The problem is written in Dutch and can be translated as:

"Given is the function $f(x) = -x^2 + 4x$. By reflecting it over the line $y = 3$, the graph of a function $g$ is formed. Find the equation of $g$."

Solution:

1. The reflection is over the line $y = 3$, which means the function needs to be vertically reflected across this line. This can be done by subtracting the function values from $6$, since the reflection formula over $y = 3$ is given by:

$g(x) = 2 \cdot 3 - f(x) = 6 - f(x)$

2. Substitute $f(x) = -x^2 + 4x$ into this formula:

$g(x) = 6 - (-x^2 + 4x)$ $g(x) = 6 + x^2 - 4x$

Thus, the equation of the reflected function $g(x)$ is:

$g(x) = x^2 - 4x + 6$

Would you like more details on how the reflection works, or do you have any further questions?

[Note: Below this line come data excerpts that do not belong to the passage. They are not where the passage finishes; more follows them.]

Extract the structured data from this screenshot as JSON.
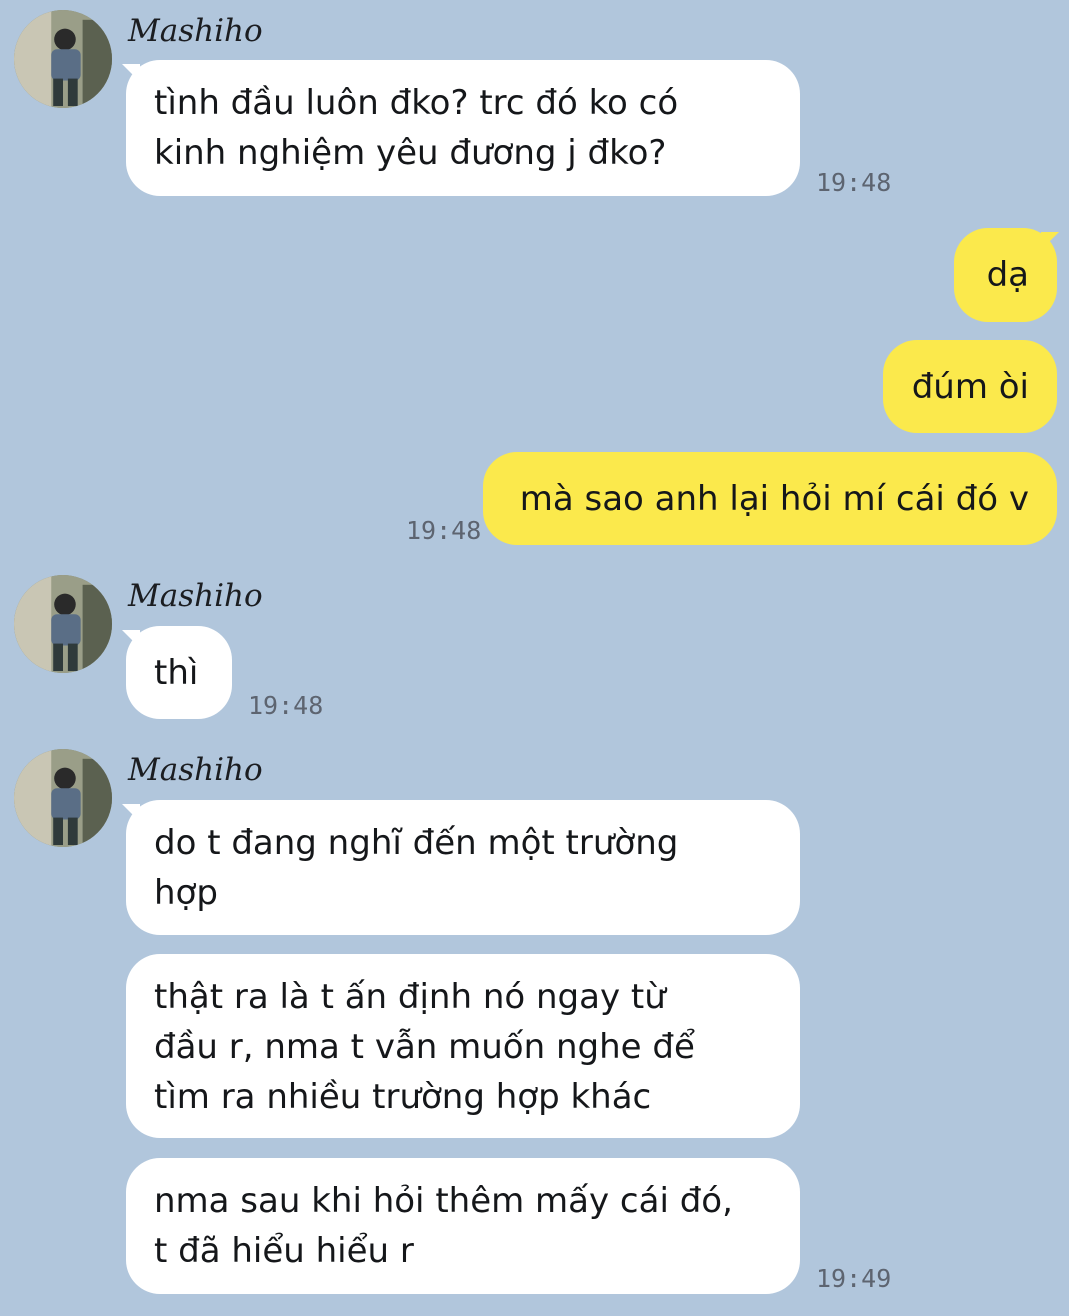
{
  "colors": {
    "background": "#b1c6dc",
    "incoming_bubble": "#ffffff",
    "outgoing_bubble": "#fbe94c",
    "timestamp": "#5d6470"
  },
  "groups": [
    {
      "sender": "Mashiho",
      "avatar_icon": "profile-photo",
      "messages": [
        "tình đầu luôn đko? trc đó ko có\nkinh nghiệm yêu đương j đko?"
      ],
      "time": "19:48"
    },
    {
      "direction": "outgoing",
      "messages": [
        "dạ",
        "đúm òi",
        "mà sao anh lại hỏi mí cái đó v"
      ],
      "time": "19:48"
    },
    {
      "sender": "Mashiho",
      "avatar_icon": "profile-photo",
      "messages": [
        "thì"
      ],
      "time": "19:48"
    },
    {
      "sender": "Mashiho",
      "avatar_icon": "profile-photo",
      "messages": [
        "do t đang nghĩ đến một trường\nhợp",
        "thật ra là t ấn định nó ngay từ\nđầu r, nma t vẫn muốn nghe để\ntìm ra nhiều trường hợp khác",
        "nma sau khi hỏi thêm mấy cái đó,\nt đã hiểu hiểu r"
      ],
      "time": "19:49"
    }
  ]
}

Here are 5 related questions to expand on this topic:

1. What happens when a function is reflected over the x-axis or the y-axis?
2. How does the graph of $f(x) = -x^2 + 4x$ look before and after reflection?
3. What would the equation be if the function was reflected over a different horizontal line, such as $y = 2$?
4. How can we determine the vertex of the parabolas before and after reflection?
5. Can this method of reflection be applied to non-parabolic functions as well?

Tip: When reflecting functions over a horizontal line $y = c$, the transformation is $g(x) = 2c - f(x)$, ensuring that the vertical distances from the line are mirrored perfectly.